Dr. Nahar is a very effective research advisor to her group of students and postdocs, as well as researchers in developing and Arab countries. She was recognized by her university with the Outstanding Research Mentor Award. She is also involved in promoting physics research and education in several Asian and Arab countries and is the founder of International Society of Muslim Women in Science. She is an APS Fellow, recipient of the highest honour gold medal from the Topical Society of Laser Sciences, and recipient of the 2013 John Wheatley Award.
February
Laura Reina, Florida State University
When Dr.
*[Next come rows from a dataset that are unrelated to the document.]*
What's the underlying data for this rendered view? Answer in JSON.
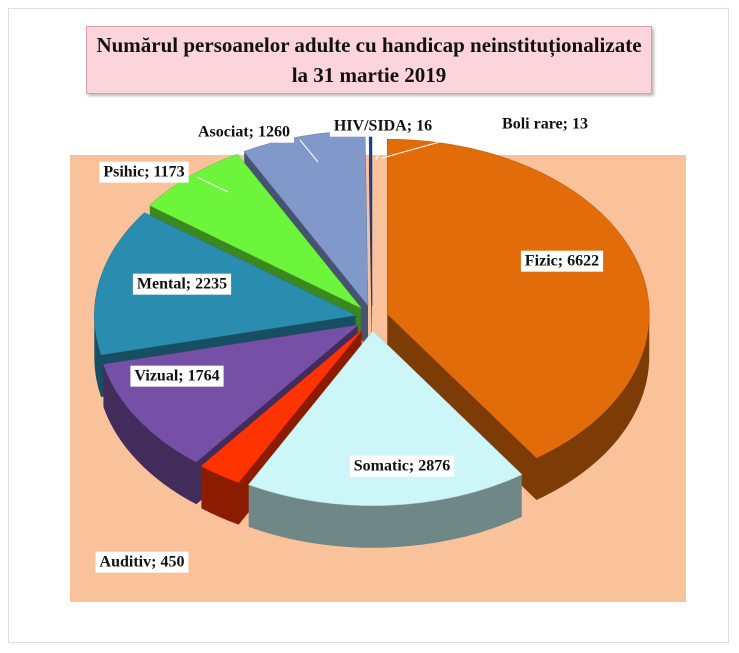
{
  "chart_data": {
    "type": "pie3d",
    "title": "Numărul persoanelor adulte cu handicap neinstituționalizate\nla  31 martie 2019",
    "categories": [
      "Fizic",
      "Somatic",
      "Auditiv",
      "Vizual",
      "Mental",
      "Psihic",
      "Asociat",
      "HIV/SIDA",
      "Boli rare"
    ],
    "values": [
      6622,
      2876,
      450,
      1764,
      2235,
      1173,
      1260,
      16,
      13
    ],
    "value_labels": [
      "Fizic; 6622",
      "Somatic; 2876",
      "Auditiv; 450",
      "Vizual; 1764",
      "Mental; 2235",
      "Psihic; 1173",
      "Asociat; 1260",
      "HIV/SIDA; 16",
      "Boli rare; 13"
    ],
    "colors": [
      "#e36c0a",
      "#ccf6f8",
      "#ff3300",
      "#7650a6",
      "#2a8db0",
      "#6cf53a",
      "#8198cb",
      "#2b4fa0",
      "#1d3c85"
    ]
  }
}
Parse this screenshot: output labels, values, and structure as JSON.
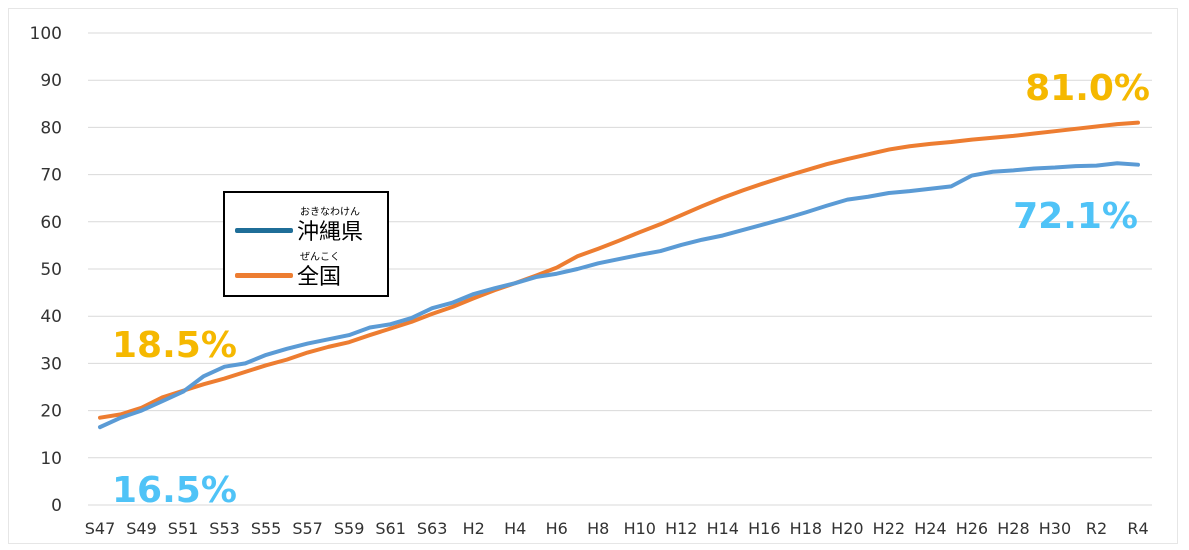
{
  "chart_data": {
    "type": "line",
    "title": "",
    "xlabel": "",
    "ylabel": "",
    "ylim": [
      0,
      100
    ],
    "yticks": [
      0,
      10,
      20,
      30,
      40,
      50,
      60,
      70,
      80,
      90,
      100
    ],
    "x": [
      "S47",
      "S48",
      "S49",
      "S50",
      "S51",
      "S52",
      "S53",
      "S54",
      "S55",
      "S56",
      "S57",
      "S58",
      "S59",
      "S60",
      "S61",
      "S62",
      "S63",
      "H1",
      "H2",
      "H3",
      "H4",
      "H5",
      "H6",
      "H7",
      "H8",
      "H9",
      "H10",
      "H11",
      "H12",
      "H13",
      "H14",
      "H15",
      "H16",
      "H17",
      "H18",
      "H19",
      "H20",
      "H21",
      "H22",
      "H23",
      "H24",
      "H25",
      "H26",
      "H27",
      "H28",
      "H29",
      "H30",
      "R1",
      "R2",
      "R3",
      "R4"
    ],
    "xtick_labels": [
      "S47",
      "S49",
      "S51",
      "S53",
      "S55",
      "S57",
      "S59",
      "S61",
      "S63",
      "H2",
      "H4",
      "H6",
      "H8",
      "H10",
      "H12",
      "H14",
      "H16",
      "H18",
      "H20",
      "H22",
      "H24",
      "H26",
      "H28",
      "H30",
      "R2",
      "R4"
    ],
    "grid": true,
    "legend": "left-middle",
    "series": [
      {
        "name": "沖縄県",
        "ruby": "おきなわけん",
        "color": "#5B9BD5",
        "legend_color": "#1F6E98",
        "values": [
          16.5,
          18.5,
          20.0,
          22.0,
          24.0,
          27.3,
          29.3,
          30.0,
          31.8,
          33.1,
          34.2,
          35.1,
          36.0,
          37.6,
          38.3,
          39.6,
          41.7,
          42.9,
          44.7,
          45.9,
          47.0,
          48.3,
          49.0,
          50.0,
          51.2,
          52.1,
          53.0,
          53.8,
          55.1,
          56.2,
          57.1,
          58.3,
          59.5,
          60.7,
          62.0,
          63.4,
          64.7,
          65.3,
          66.1,
          66.5,
          67.0,
          67.5,
          69.8,
          70.6,
          70.9,
          71.3,
          71.5,
          71.8,
          71.9,
          72.4,
          72.1
        ]
      },
      {
        "name": "全国",
        "ruby": "ぜんこく",
        "color": "#ED7D31",
        "legend_color": "#ED7D31",
        "values": [
          18.5,
          19.2,
          20.6,
          22.8,
          24.2,
          25.6,
          26.8,
          28.2,
          29.6,
          30.8,
          32.3,
          33.5,
          34.5,
          36.0,
          37.4,
          38.8,
          40.5,
          42.0,
          43.8,
          45.5,
          47.0,
          48.6,
          50.3,
          52.7,
          54.3,
          56.0,
          57.8,
          59.5,
          61.4,
          63.3,
          65.1,
          66.7,
          68.2,
          69.6,
          70.9,
          72.2,
          73.3,
          74.3,
          75.3,
          76.0,
          76.5,
          76.9,
          77.4,
          77.8,
          78.2,
          78.7,
          79.2,
          79.7,
          80.2,
          80.7,
          81.0
        ]
      }
    ],
    "annotations": [
      {
        "text": "81.0%",
        "color": "#F5B800"
      },
      {
        "text": "72.1%",
        "color": "#4FC3F7"
      },
      {
        "text": "18.5%",
        "color": "#F5B800"
      },
      {
        "text": "16.5%",
        "color": "#4FC3F7"
      }
    ]
  }
}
Laura Reina joined the faculty at Florida State University in 1998, she was a recognized expert on b-quark physics and CP violation, having written numerous papers on b-quark decays while a graduate student in Italy and during postdoctoral positions at Brussels and Brookhaven National Lab. At that point, she became excited by the possibility of new results from the Large Hadron Collider (LHC), changed research directions and became a world expert on the phenomenology of the Higgs boson. Knowing that the LHC offered the best chance of detecting the Higgs, she began working closely with the LHC experimenters, doing high precision calculations of the expectations for Higgs searches. This has paid off, with the announcement of the discovery of the Higgs boson last July.
Dr. Reina’s research will be particularly important in the next few years, as the Higgs boson’s properties are studied. She specializes in the effects of perturbative QCD corrections to Higgs phenomenology, and these corrections are vital in determining the interactions and decays of the Higgs. She has developed a number of analytical and numerical algorithms for implementing these corrections, and they have been part of the particle phenomenologist’s toolbox. Her work has had an enormous impact matched by few others, and she currently has an extraordinary average of 83 citations per paper.
Dr. Reina has helped educate a generation of particle theorists through her well-received TASI (Theoretical Advanced Study Institute) Summer School lectures, which she has given several times during the past decade. She is an excellent teacher, having won teaching awards at Florida State, and is a successful mentor. Her first two PhD students now have faculty positions at research universities, and most of the others are continuing in the field.
January
Liubov Kreminska, University of Nebraska-Kearney
Dr. Liubov Kreminska is an outstanding individual who has done—and is doing—outstanding work in research, service, and teaching. She serves as an example for women science students and has been instrumental in bringing outstanding women in science to speak to students at the University of Nebraska-Kearney. She involves students in her research and has won the College of Natural and Social Sciences Research Mentoring award for her mentoring efforts. Dr. Kreminska’s students have received NASA Fellowships, undergraduate fellowship awards, and have been chosen to participate in Research Experiences for Undergraduates (REUs), as well as other accolades.
Dr. Kreminska has an extensive list of publications, and she has collaborated with physicists at the University of Nebraska-Lincoln, as well as faculty from the Department of Mathematics and Statistics at the University of Nebraska-Kearney. She has served on several committees and has been a judge for the Nebraska Junior Academy of Sciences, Central Region. Students, the University of Nebraska-Kearney, and the Department of Physics and Physical Science have benefited greatly by her efforts and are grateful to have a faculty member of her caliber.